The Court then applied the rule of construction that requires courts to give words their ordinary meaning. According to the text of § 1367(d), the statute of limitations is tolled at “two adjacent time periods” – once while the claim is pending in federal court and the other for 30 days after the claim was dismissed from federal court. In both instances, the Court found that the plain meaning requires the clock to be stopped. Furthermore, the Court concluded the approach that it adopted would promote judicial economy, which would not be the case if the dissent’s approach were adopted. In this regard, the Court concluded that if the “grace period” interpretation were applied, claimants would be incentivized to file lawsuits simultaneously in federal and state court and ask the state court to hold its action until there is a resolution by the federal court. The majority explained that its approach averts the need for such dual filings. The Court proceeded to explain why it rejected various other arguments advanced by the District of Columbia and the dissent.
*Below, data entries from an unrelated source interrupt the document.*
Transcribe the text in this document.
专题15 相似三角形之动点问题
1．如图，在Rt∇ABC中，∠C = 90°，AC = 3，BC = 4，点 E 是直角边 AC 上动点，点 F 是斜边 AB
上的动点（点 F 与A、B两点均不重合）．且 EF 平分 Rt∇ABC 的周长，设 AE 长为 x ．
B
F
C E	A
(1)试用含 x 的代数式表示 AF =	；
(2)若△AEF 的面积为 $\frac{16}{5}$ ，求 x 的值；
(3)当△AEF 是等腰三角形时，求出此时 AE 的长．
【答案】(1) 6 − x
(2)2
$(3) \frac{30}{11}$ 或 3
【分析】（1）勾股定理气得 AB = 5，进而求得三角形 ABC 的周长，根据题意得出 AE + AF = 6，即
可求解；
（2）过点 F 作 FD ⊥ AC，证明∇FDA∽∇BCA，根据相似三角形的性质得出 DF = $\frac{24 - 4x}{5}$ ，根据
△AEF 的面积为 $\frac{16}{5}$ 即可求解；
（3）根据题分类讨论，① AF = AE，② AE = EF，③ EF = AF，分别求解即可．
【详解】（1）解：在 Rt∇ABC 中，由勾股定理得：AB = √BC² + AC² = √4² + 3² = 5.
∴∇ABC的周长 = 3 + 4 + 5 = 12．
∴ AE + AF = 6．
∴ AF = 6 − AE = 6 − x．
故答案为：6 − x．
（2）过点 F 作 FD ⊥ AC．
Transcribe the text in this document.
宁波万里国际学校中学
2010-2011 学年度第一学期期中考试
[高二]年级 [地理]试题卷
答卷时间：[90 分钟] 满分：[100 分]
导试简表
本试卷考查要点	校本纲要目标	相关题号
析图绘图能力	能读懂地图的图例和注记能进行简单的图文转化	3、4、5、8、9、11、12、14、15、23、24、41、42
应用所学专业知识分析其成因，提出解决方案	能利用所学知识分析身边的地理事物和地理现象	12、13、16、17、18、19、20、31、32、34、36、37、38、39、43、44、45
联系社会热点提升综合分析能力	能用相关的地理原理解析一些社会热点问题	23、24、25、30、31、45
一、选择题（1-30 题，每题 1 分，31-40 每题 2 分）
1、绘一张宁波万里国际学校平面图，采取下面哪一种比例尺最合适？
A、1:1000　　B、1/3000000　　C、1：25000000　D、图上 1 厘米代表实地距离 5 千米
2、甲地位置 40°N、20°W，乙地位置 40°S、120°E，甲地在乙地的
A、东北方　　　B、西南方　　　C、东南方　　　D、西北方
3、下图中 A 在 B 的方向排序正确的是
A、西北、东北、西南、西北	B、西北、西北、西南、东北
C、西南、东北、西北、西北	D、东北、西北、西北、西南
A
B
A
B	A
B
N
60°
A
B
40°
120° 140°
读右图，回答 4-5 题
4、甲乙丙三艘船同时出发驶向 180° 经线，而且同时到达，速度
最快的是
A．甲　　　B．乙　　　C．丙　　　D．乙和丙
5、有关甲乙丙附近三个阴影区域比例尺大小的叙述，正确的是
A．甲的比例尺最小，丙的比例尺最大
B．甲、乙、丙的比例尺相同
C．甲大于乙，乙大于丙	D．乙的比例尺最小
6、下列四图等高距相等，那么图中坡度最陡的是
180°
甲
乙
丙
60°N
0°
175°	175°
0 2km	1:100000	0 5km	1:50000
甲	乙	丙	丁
The Supreme Court’s decision in Artis is significant because it “expands” the period of time a claimant has to refile claims in state court if those claims were dismissed in a federal court action for lack of jurisdiction. While this may appear to be a burden on defendants, the definition of “tolled” that the Court applied is not very controversial (although it did result in a 5-4 decision), in that the definition it applied is how the term has typically been applied in other contexts (which the Court noted in its decision). And this ruling does not benefit only individuals, as businesses may benefit from this ruling as well if they need to pursue state law claims against individuals or other businesses that were once pending in federal court but were dismissed for lack of jurisdiction.